As a simplified case, consider a sponge hash function made from an ideal 160-bit block cipher with a 256-bit key, and mixes in a 32-bit word each round. It would be better to use an LFSR to generate the sequence of keys for each round, but let's say this simplified hash function is

$$ \begin{align} H(0) &= 0 \\ H(N) &= E(0, H(N-1) \oplus \mathtt{words}[N-1]) \\ \end{align} $$

where $\oplus$ is 160-bit exclusive-or and words[] is the message suitably padded and represented as an array of 32-bit integers.

You're correct that this construction provides 128-bits of state that an attacker can't directly manipulate. Now, consider the sequence of states generated by hashing a very long message where each $\mathtt{word}[ N ]$ is identical (say zero). This construction will, after an average of $2^{80}$ steps enter into a cycle with an average length of $2^{80}$ steps. That is, it will act as an ideal permutation of 160-bit values. Note that for a fixed value of the final word in the words array, there are $2^{160}$ possible values for the final $H$ hash value.

Consider the alternative construction $$ \begin{align} G(0) &= 0 \\ G(N) &= E(0, \mathsf{mask128}( G(N-1) ) \oplus \mathtt{words}[ N-1 ] ) \\ \end{align} $$

where $\mathsf{mask128}(V)$ returns a copy of $V$ with its least significant 32 bits all set to zero. This is equivalent to the remove-instead-of-xor case.

Consider again how this $G$ function behaves when words is a very long sequence of identical values. After an average of $2^{64}$ iterations, it will go into a cycle of size $2^{64}$. In other words, it acts as a random permutation of 128-bit values. Note that for a constant value of the final word in the words array, there are only $2^{128}$ possible final $G$ hash values. (The possible final $G$ hash values are the values for which $D(0, G(N-1)) \mathbin\& (2^{32}-1) = \mathtt{word}[N-1]$ where $\&$ is bitwise and.)
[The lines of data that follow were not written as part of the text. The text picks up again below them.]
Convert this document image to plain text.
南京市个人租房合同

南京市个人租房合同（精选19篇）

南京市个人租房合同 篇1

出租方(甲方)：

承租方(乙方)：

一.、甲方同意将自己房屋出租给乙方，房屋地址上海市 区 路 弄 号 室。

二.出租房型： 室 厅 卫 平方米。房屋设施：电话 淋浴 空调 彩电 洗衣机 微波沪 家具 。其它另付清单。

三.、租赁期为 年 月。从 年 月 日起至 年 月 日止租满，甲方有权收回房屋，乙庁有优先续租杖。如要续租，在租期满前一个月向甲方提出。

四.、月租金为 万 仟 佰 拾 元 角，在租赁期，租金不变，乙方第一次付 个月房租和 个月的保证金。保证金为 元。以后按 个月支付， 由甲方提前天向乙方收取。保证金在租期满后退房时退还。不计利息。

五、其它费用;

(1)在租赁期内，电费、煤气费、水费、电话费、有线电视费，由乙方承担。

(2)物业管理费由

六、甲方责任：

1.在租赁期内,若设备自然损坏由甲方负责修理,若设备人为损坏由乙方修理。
Consider the following attack that generates two messages $M$ and $M'$ with identical hash values (a weak collision of the hash): begin with $K$ and $K'$, the beginnings of the two messages you want to collide. Generate $K$ from $M$ by appending 320 random bits (call this the $K$-seed), and then iteratively append a constant 32-bit word (say zero). Do the same to generate $K'$ from $M$ using random $K'$-seeds. Keep a mapping $J$ of $H(M)$ hash values to the $K$-seed values (and number of appended words) that generated them and a mapping $J'$ of $H(M')$ values to the $K'$-seed values (and number of appended words) that generated them. Stop as soon as $J$ and $J'$ have one key in common. You have found a week collision on $H$ or $G$.

The average complexity of this attack for $H$:
An average of $2^{80}$ values in $J$ and $2^{80}$ values in $J'$. This means a work factor of $2^{81}$ in time and $2^{81}$ in space required.
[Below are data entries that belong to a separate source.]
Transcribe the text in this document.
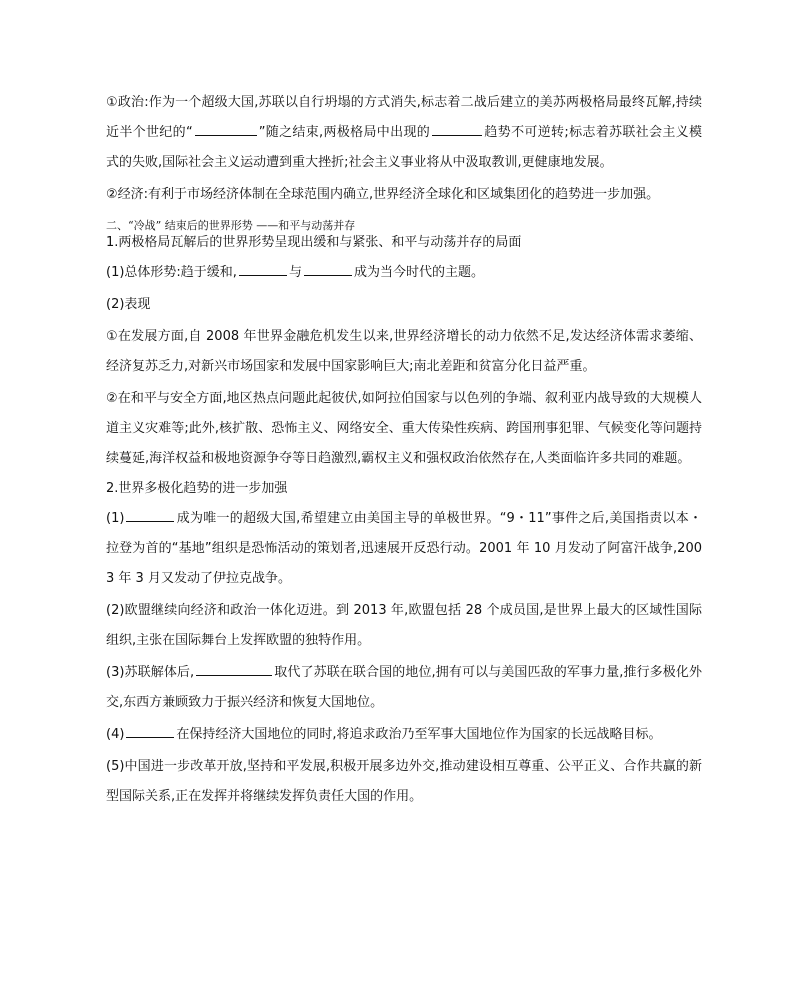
①政治:作为一个超级大国,苏联以自行坍塌的方式消失,标志着二战后建立的美苏两极格局最终瓦解,持续近半个世纪的“	”随之结束,两极格局中出现的	趋势不可逆转;标志着苏联社会主义模式的失败,国际社会主义运动遭到重大挫折;社会主义事业将从中汲取教训,更健康地发展。

②经济:有利于市场经济体制在全球范围内确立,世界经济全球化和区域集团化的趋势进一步加强。

二、“冷战” 结束后的世界形势 ——和平与动荡并存

1.两极格局瓦解后的世界形势呈现出缓和与紧张、和平与动荡并存的局面

(1)总体形势:趋于缓和,	与	成为当今时代的主题。

(2)表现

①在发展方面,自 2008 年世界金融危机发生以来,世界经济增长的动力依然不足,发达经济体需求萎缩、经济复苏乏力,对新兴市场国家和发展中国家影响巨大;南北差距和贫富分化日益严重。

②在和平与安全方面,地区热点问题此起彼伏,如阿拉伯国家与以色列的争端、叙利亚内战导致的大规模人道主义灾难等;此外,核扩散、恐怖主义、网络安全、重大传染性疾病、跨国刑事犯罪、气候变化等问题持续蔓延,海洋权益和极地资源争夺等日趋激烈,霸权主义和强权政治依然存在,人类面临许多共同的难题。

2.世界多极化趋势的进一步加强

(1)	成为唯一的超级大国,希望建立由美国主导的单极世界。“9・11”事件之后,美国指责以本・拉登为首的“基地”组织是恐怖活动的策划者,迅速展开反恐行动。2001 年 10 月发动了阿富汗战争,2003 年 3 月又发动了伊拉克战争。

(2)欧盟继续向经济和政治一体化迈进。到 2013 年,欧盟包括 28 个成员国,是世界上最大的区域性国际组织,主张在国际舞台上发挥欧盟的独特作用。

(3)苏联解体后,	取代了苏联在联合国的地位,拥有可以与美国匹敌的军事力量,推行多极化外交,东西方兼顾致力于振兴经济和恢复大国地位。

(4)	在保持经济大国地位的同时,将追求政治乃至军事大国地位作为国家的长远战略目标。

(5)中国进一步改革开放,坚持和平发展,积极开展多边外交,推动建设相互尊重、公平正义、合作共赢的新型国际关系,正在发挥并将继续发挥负责任大国的作用。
The average complexity of this attack for $G$:
An average of $2^{64}$ values in $J$ and $2^{64}$ values in $J'$. This means a work factor of $2^{65}$ in time and $2^{65}$ in space required.
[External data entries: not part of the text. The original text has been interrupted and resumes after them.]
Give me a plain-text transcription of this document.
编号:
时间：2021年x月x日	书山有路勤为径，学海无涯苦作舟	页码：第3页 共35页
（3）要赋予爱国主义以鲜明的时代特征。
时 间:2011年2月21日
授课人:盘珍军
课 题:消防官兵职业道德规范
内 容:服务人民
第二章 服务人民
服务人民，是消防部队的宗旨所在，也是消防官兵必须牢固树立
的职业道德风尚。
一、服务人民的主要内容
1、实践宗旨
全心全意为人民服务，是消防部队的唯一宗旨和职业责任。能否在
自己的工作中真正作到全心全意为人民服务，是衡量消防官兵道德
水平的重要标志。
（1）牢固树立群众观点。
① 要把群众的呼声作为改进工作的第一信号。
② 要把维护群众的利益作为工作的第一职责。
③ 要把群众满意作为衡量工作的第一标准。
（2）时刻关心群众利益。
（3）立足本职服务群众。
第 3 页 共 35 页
Now, the work factor of the attack against $H$ can be brought down to $2^{65}$ by choosing a value of $\mathtt{word}[N-1]$ that has a constant value when XOR-ed with the least significant bits of $H(N-1)$.

We see that for an active attacker, this simple attack isn't any more difficult against $H$ than $G$. However, for non-adversarial uses (for instance, checksumming and de-duplicating long constant-length documents with a constant 32-bit footer) $H$ is superior to $G$, and there may arise other real-world use cases where an attacker is similarly constrained in the values he or she may inject into the words[] array. Using replace-instead-of-XOR may be the tiniest of footholds to give an attacker, but there's no reason to give an attacker even such a tiny foothold.